Yep lot of nice hunting land in Bayfield County is selling for under 1000 an acre. The problem that will happen is that the Northern 1/3 of Wisconsin has most of Wisconsin's public hunting land. With the deer numbers being so bad up there hunters are not going to be headed up north for gun season. This will put even more pressure on the limited amount of public land in the southern 2/3 of
Wisconsin. In my experiences once a hunter leaves the Northwoods for a different area they do not return. This could and more than likely will cause a problem for the DNR.

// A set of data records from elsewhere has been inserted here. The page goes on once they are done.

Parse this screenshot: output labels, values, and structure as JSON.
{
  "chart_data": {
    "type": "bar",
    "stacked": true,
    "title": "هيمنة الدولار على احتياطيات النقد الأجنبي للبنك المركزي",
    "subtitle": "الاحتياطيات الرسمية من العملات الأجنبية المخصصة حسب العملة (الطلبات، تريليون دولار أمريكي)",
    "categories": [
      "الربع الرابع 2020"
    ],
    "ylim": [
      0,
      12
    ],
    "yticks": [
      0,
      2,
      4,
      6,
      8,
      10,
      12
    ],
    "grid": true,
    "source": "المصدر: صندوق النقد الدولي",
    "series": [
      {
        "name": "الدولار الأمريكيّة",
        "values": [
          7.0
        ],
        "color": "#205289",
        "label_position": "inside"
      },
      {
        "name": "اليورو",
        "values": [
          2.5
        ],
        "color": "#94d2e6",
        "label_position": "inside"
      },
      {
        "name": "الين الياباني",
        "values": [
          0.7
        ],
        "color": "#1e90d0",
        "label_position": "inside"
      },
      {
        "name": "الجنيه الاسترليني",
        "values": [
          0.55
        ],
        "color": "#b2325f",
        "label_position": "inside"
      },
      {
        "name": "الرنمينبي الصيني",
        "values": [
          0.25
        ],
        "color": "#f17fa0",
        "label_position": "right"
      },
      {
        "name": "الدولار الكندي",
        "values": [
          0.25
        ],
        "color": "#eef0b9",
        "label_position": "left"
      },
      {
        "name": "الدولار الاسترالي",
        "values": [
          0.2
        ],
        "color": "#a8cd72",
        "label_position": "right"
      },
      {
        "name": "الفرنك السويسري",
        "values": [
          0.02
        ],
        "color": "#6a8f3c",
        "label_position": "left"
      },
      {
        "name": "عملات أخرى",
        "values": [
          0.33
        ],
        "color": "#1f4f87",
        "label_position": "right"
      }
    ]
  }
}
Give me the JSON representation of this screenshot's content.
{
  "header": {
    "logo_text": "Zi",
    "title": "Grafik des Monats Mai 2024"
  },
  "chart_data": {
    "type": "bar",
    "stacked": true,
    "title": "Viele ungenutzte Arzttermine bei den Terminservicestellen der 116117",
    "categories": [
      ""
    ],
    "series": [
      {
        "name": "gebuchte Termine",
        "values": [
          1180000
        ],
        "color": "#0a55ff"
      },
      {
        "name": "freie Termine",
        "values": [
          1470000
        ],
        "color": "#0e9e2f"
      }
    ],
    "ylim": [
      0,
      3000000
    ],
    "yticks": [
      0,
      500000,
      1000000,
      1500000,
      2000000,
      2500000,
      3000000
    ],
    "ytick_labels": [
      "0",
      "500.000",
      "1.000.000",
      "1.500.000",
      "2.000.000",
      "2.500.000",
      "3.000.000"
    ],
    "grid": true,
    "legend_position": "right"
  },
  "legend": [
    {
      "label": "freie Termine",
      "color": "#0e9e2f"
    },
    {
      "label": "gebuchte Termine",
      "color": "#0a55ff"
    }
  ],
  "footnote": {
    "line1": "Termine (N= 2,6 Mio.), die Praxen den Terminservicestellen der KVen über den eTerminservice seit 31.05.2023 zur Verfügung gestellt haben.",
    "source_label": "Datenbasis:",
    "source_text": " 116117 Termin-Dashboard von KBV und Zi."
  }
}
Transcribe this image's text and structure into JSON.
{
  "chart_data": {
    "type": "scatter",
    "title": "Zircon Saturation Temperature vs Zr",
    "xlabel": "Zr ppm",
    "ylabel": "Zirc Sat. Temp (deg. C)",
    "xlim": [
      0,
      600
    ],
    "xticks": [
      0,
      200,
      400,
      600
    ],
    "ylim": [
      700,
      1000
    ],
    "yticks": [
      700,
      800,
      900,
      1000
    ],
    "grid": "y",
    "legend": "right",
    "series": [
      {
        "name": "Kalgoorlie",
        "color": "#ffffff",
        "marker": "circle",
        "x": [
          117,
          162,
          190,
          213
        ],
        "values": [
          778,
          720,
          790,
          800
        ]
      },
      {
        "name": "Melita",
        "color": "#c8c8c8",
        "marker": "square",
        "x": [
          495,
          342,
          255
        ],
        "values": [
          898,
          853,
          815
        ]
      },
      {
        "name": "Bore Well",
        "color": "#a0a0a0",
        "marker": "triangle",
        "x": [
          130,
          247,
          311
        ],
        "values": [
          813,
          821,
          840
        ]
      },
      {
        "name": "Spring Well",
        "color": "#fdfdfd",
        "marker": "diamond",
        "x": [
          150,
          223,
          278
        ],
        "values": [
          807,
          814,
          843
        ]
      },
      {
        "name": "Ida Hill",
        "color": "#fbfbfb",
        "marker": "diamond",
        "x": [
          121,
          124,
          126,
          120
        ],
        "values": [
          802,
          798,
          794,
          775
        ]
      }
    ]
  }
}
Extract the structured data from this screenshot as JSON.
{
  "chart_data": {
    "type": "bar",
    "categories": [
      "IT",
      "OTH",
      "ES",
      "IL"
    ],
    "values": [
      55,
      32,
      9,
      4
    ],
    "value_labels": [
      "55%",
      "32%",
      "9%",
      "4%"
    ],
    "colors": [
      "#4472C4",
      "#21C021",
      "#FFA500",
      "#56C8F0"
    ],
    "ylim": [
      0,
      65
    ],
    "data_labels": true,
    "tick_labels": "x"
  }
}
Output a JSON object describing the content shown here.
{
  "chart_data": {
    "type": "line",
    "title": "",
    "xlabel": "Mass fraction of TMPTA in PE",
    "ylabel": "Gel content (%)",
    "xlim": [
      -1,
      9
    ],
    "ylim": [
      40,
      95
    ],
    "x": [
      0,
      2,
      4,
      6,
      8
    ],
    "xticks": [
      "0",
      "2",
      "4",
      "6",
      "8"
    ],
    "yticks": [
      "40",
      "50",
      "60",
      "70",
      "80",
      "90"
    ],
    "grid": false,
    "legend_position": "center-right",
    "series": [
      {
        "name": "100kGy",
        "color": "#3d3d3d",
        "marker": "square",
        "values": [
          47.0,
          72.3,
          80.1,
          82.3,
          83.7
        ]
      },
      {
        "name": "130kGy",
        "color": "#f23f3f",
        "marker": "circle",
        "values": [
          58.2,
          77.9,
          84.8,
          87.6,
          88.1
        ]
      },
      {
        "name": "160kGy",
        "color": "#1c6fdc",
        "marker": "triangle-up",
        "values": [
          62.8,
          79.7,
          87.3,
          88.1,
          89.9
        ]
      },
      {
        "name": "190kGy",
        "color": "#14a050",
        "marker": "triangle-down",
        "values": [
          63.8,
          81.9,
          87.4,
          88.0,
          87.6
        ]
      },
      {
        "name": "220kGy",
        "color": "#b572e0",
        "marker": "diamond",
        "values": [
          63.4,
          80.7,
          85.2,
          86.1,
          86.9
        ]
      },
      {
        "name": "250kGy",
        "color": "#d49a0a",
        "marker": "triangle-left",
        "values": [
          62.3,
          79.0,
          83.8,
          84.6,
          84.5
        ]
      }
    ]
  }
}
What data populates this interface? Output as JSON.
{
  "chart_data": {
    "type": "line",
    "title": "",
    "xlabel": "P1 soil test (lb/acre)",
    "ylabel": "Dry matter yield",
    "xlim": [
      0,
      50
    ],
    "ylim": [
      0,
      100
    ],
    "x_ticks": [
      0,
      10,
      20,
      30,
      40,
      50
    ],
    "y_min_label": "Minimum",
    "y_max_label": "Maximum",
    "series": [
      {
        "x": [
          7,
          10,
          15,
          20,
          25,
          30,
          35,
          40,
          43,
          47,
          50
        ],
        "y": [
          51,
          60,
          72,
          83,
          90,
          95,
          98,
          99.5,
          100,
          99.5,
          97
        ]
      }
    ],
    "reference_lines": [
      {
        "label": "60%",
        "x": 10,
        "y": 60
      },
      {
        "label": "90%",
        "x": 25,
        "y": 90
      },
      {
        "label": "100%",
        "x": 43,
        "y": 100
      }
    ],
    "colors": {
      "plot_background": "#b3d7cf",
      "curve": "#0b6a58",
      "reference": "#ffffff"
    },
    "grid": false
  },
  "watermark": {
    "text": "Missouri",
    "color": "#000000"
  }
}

I agree Tt. The fact is, it isn't like this is a new thing. Land has always been cheap up in that area and a lot of it had to do with the lack of deer, even 10-15 years ago when the state was at much higher deer numbers. I know what your saying about that area up there, but when "Joe Deer Hunter" looks at that land but knows there is no deer around, would he consider it to be "nice hunting land" or just cheap land that is 5+ hours from home. One thing about the hunters not going back up north is that after they find a place in Central WI to hunt, they can choose to drive 2-4 hours and see very few deer, or drive 5-7 hours and see the same few deer. That part is a no-brainer. They will always keep going back to the closer spot. I have lived this scenario for most of my hunting life, more and more guys piling into the larger state owned properties like Meadow Valley State Wildlife Area, the Black River State Forest and even the Necedah NWR and all the smaller county lands like the Wood, Juneau, and Adams County Forests and smaller MFL Open lands. Why drive the extra 3-4 hours to make it up to the Chequamagon-Nicolet National Forest or Northern Highland State Forest and see as few or fewer deer for your efforts. This dynamic has and will definitely continue the trend in driving recreational land values. It already has created an issue for the DNR, that is why they are pushing for the separate private vs public land antlerless tags and why they created the Central Forest Deer Management Zone, as that is where most of these larger, more southern, public properties are located.